With the results of Gödel and Cohen, one says that the continuum hypothesis is “independent” of the axioms of Zermelo-Fraenkel set theory. That means that the axioms cannot prove or disprove it. There is no way of answering these questions with the axioms of Zermelo-Fraenkel set theory, or any other equivalent set theory. With this independence from the axioms, one can go farther and ask if the continuum hypothesis is
really
true or false. Does there really exist a set that is intermediate between
N
and (0,1)?

The continuum hypothesis is just one of the many fascinating ideas in set theory. One of the more interesting statements in set theory is called the “axiom of choice.” Let's start by looking at an easy example with finite sets. Consider the set of all U.S. citizens. They can be partitioned into fifty nonoverlapping sets that correspond to the fact that people live in fifty different states.
9
We may ask for a single set of citizens that has exactly one member or representative for each subset. The simplest way of forming this set is to choose the governor of each state as the representative of that state.
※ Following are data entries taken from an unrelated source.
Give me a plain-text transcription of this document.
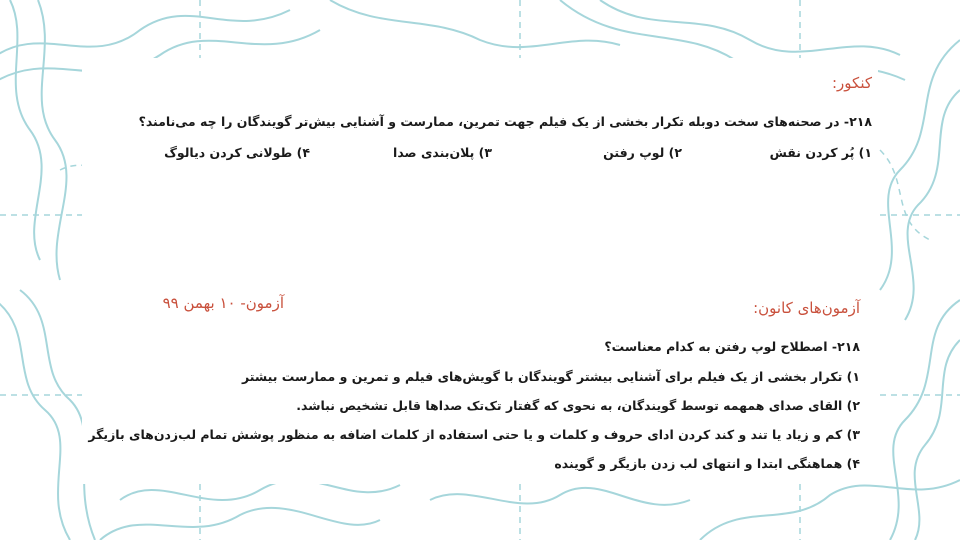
کنکور:
۲۱۸- در صحنه‌های سخت دوبله تکرار بخشی از یک فیلم جهت تمرین، ممارست و آشنایی بیش‌تر گویندگان را چه می‌نامند؟
۱) پُر کردن نقش
۲) لوپ رفتن
۳) پلان‌بندی صدا
۴) طولانی کردن دیالوگ
آزمون‌های کانون:
آزمون- ۱۰ بهمن ۹۹
۲۱۸- اصطلاح لوپ رفتن به کدام معناست؟
۱) تکرار بخشی از یک فیلم برای آشنایی بیشتر گویندگان با گویش‌های فیلم و تمرین و ممارست بیشتر
۲) القای صدای همهمه توسط گویندگان، به نحوی که گفتار تک‌تک صداها قابل تشخیص نباشد.
۳) کم و زیاد یا تند و کند کردن ادای حروف و کلمات و یا حتی استفاده از کلمات اضافه به منظور پوشش تمام لب‌زدن‌های بازیگر
۴) هماهنگی ابتدا و انتهای لب زدن بازیگر و گوینده
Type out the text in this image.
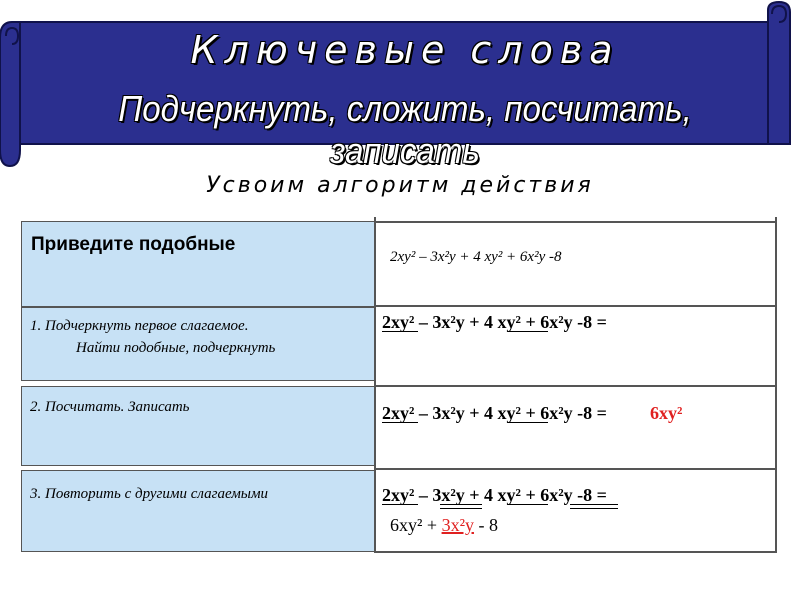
Ключевые слова
Подчеркнуть, сложить, посчитать, записать
Усвоим алгоритм действия
Приведите подобные
1. Подчеркнуть первое слагаемое.
Найти подобные, подчеркнуть
2. Посчитать. Записать
3. Повторить с другими слагаемыми
2xy² – 3x²y + 4 xy² + 6x²y -8
2xy² – 3x²y + 4 xy² + 6x²y -8 =
2xy² – 3x²y + 4 xy² + 6x²y -8 = 6xy²
2xy² – 3x²y + 4 xy² + 6x²y -8 =
6xy² + 3x²y - 8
We could also have chosen the senior senator from the state, or the oldest person in the state. We could have made many different choices. However, what if we are given a partition on an
infinite
set? Can we still choose one element of each subset? Things seem a little more complicated in the infinite case. Imagine being presented with an infinite set of pairs of shoes. (For some, this would result in an infinite amount of joy.) We may ask for one shoe from every one of the infinite pairs. This can simply be done by always choosing the left shoe in every pair. One may also choose the right shoe in every pair. However, what if we are presented with an infinite set of pairs of tube socks where each sock is identical to its mate? Can we still choose one from each pair? Which one? There is no way of describing the function. One might say no such choice is possible. We will see that assuming one can always make such a choice leads to trouble.